Incidentally, as the name suggests, parliamentary assistants, like the ones appointed by the previous government, had a parliamentary, not a governmental remit. And, of course, parliamentary secretaries are part of government. So neither of these posts are an issue.

On the contrary, the questions that Marlene Farrugia’s appointment raise start flying off in all directions. Is she part of the government or isn’t she? Under what auspices does parliament scrutinise her words and deeds – as an MP or as a government member?

If a constituent approaches her with a health issue, would she act directly by using her governmental office or would she go through ‘her’ minister, the one she happens to share a bed with?

Which laws and procedures define her political responsibilities, and therefore accountability, to parliament?

This appointment has given birth to a new, dangerously nebulous, creature which lurks on the terra incognita between government and parliament. And the danger lies precisely in its nebulousness. Our parliament is not designed to be a market in which Farrugia & Co. peddle their political wares.

Now it turns out that that this might not be a one-off affair. Another Labour MP, Tony Agius Decelis, has just been appointed ‘consultant’ for the elderly and will be based at the St Vincent de Paul Home. One would expect that there are other Labour MPs who expect to be given a similar appointment. Government benches might soon very well be so in every sense.
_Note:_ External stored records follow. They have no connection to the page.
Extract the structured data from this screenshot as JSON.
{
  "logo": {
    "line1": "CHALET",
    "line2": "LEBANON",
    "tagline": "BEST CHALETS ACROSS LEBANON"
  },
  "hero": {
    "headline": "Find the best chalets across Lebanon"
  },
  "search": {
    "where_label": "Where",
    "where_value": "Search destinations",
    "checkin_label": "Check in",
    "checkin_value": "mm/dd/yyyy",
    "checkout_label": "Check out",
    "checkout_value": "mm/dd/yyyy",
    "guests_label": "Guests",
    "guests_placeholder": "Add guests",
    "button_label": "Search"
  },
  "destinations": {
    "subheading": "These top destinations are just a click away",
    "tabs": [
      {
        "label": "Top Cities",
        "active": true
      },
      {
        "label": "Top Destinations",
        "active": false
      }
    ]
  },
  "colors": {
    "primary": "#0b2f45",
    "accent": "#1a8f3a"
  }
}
Had this happened in the UK, Italy or Germany, all media hell would have broken loose. But this is post-election Malta. The politically somnambulous – the massive u iva mhux xorta brigade – don’t see what the fuss is all about, staunch Labourites welcome it with glee, sharp switchers nervously turn a blind eye and PN voters are still on a search party for their party.

Yet this is not a minor issue and should not be treated as one. Any infringement on our parliament is worrying, let alone one which calls into question its very raison d’etre, its distinction from government. You have been warned.